Our research will use molecular binding technologies to isolate changes in nerve endings of neurons affected by AD. Pittsburgh compound B (PIB) is a radioactive analog used in positron emission tomography (PET) scans to image beta amyloid plaques in neuronal tissue. In our study, flow cytometry with binding of a fluorescent form of PIB will isolate synaptosomes from Alzheimer’s disease brain. This, in turn, will lead to identification of the type of nerve cells carrying the PIB-binding amyloid pathology. The biochemical components of the synaptosomes will be determined by high-sensitivity high-resolution mass spectrometry. Comparison with synaptosomes isolated from a mouse model of Alzheimer’s pathology with similar identifying neuronal markers will be used to identify candidates that could account for the lack of significant PIB binding in animal models and their failure to progress beyond very early AD stages to neuronal cell death and dementia. Future studies will investigate the manipulation of the candidates to increase PIB binding as a way to better model the human AD phenotype. This type of analysis can be expanded to include aged non-human primates with AD-like pathology and to human familial (genetic) forms of early-onset AD.
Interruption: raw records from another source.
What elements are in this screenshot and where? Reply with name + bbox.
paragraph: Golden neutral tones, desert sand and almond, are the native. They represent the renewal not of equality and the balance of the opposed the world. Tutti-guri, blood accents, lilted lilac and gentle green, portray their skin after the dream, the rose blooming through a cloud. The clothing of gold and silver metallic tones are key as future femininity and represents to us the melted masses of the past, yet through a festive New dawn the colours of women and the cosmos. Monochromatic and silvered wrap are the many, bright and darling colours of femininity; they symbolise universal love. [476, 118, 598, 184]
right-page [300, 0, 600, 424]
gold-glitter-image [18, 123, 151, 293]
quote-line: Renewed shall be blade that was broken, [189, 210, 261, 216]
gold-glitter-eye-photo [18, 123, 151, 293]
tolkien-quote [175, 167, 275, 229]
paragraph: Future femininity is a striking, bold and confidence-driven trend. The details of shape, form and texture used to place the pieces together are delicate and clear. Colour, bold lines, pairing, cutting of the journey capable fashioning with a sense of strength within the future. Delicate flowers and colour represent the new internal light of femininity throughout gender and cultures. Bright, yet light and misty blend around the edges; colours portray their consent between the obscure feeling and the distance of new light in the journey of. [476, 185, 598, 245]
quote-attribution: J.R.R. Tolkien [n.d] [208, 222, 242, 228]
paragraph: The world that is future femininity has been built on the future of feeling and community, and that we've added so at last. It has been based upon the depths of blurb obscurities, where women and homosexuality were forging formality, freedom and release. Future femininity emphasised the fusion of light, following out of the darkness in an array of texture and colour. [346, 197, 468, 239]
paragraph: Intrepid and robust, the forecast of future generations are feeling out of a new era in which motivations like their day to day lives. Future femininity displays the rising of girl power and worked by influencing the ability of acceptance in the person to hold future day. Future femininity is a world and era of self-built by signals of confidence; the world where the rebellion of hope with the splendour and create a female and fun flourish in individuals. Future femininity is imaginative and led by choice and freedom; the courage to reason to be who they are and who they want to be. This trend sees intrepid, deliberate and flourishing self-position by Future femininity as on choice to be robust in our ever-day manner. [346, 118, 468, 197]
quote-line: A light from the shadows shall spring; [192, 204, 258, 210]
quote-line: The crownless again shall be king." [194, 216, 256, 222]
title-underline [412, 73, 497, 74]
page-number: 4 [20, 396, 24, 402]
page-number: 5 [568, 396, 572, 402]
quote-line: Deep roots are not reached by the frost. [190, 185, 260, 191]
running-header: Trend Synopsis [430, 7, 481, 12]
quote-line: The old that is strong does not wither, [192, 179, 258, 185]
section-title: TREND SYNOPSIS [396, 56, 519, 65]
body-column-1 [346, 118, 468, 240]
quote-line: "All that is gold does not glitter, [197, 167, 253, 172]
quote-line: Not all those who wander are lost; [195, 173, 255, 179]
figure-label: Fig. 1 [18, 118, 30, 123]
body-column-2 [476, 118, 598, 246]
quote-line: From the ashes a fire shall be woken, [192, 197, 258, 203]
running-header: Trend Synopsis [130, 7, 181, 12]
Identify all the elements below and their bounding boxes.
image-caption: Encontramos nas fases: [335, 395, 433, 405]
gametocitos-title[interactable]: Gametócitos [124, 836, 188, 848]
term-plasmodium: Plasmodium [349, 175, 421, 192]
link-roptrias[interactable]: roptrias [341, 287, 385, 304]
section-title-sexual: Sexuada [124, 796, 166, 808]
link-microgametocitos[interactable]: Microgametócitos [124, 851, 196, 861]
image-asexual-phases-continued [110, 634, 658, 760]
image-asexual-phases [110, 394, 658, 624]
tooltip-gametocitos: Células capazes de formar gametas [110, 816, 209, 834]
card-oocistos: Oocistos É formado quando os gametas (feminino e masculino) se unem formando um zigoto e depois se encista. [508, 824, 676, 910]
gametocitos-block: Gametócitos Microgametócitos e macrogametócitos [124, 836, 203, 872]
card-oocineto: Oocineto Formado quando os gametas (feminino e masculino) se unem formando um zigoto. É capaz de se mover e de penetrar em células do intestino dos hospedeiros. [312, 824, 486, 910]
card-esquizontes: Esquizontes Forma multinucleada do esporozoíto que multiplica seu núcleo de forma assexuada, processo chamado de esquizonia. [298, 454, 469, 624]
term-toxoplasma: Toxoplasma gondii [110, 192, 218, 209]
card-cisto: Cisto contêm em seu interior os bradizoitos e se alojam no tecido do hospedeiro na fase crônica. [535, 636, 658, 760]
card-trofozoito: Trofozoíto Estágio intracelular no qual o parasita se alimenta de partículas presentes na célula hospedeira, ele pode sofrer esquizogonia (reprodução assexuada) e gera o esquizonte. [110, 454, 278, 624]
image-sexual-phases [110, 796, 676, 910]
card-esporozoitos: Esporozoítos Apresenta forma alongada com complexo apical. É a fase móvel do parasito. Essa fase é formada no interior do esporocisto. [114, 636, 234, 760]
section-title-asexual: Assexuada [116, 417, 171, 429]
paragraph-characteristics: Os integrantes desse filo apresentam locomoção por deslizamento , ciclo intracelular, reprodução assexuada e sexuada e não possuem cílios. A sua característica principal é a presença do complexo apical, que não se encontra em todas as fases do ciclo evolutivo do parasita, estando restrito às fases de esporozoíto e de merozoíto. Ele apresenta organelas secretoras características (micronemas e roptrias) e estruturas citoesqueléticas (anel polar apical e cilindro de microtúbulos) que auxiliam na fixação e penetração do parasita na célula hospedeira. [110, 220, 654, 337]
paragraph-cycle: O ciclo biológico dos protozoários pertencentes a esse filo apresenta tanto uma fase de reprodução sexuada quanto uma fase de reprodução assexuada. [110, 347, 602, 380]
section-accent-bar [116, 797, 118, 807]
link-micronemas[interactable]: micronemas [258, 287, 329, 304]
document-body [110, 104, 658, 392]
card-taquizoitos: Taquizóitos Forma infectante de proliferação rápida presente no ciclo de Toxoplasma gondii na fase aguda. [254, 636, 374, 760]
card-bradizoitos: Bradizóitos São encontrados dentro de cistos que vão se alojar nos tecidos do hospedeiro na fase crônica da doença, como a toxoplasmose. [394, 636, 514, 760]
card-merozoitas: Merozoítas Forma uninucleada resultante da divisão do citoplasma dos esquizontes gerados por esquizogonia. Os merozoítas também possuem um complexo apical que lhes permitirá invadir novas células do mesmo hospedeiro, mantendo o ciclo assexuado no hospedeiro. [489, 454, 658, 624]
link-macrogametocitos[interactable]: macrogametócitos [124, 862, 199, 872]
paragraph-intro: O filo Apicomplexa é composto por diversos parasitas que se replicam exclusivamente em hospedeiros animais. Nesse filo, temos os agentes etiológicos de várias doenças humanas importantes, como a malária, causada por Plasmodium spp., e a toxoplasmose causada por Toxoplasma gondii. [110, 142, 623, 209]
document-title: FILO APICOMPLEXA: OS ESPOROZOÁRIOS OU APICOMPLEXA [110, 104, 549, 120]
Aim 1. Quantification by flow cytometry. A human-specific form of amyloid plaque pathology that is not seen in animal models of AD is localized on nerve endings in AD human brain. The pathology binds and is labeled by a fluorescent form of PIB (CN-PIB). Another fluorescent molecule, X34, labels both human and animal model pathology. We use a flow cytometry instrument to analyze large numbers of individual isolated brain nerve endings called synaptosomes for PIB and X34 and simultaneously for specific markers that identify the type of neuron they came from and its state of health. Synaptosome populations from human AD frontal cortex will be compared with those from a mouse model genetically engineered to produce the human protein pathology.

Aim 2. Isolate by flow sorting. Flow cytometry obtains information on the presence, colocalization, and quantity of multiple markers in individual synaptosomes among a population of many thousands. A specialized flow cytometer lets us sort and collect individual synaptosomes determined by their content of a combination of markers that we select from Aim 1. The proteins present in synaptosomes collected from human AD frontal cortex neuron types that bind CN-PIB and neuron types that do not bind CN-PIB are compared to synaptosomes from mouse model AD frontal cortex neuron types in Aim 3. 

Aim 3. Identify and compare separated neuron type(s). The selected synaptosomes collected in Aim 2 are comprised of proteins that reflect the physiologic state of those nerve endings. By determining changes in protein composition of synaptosomes with and without the human-specific CN-PIB binding pathology at different stages of AD, we learn the effects of the disease process on pathways in affected neurons. Comparison with synaptosomes from the mouse model at different stages of AD pathology identifies differences between the human condition and the mouse model during disease/pathology progression.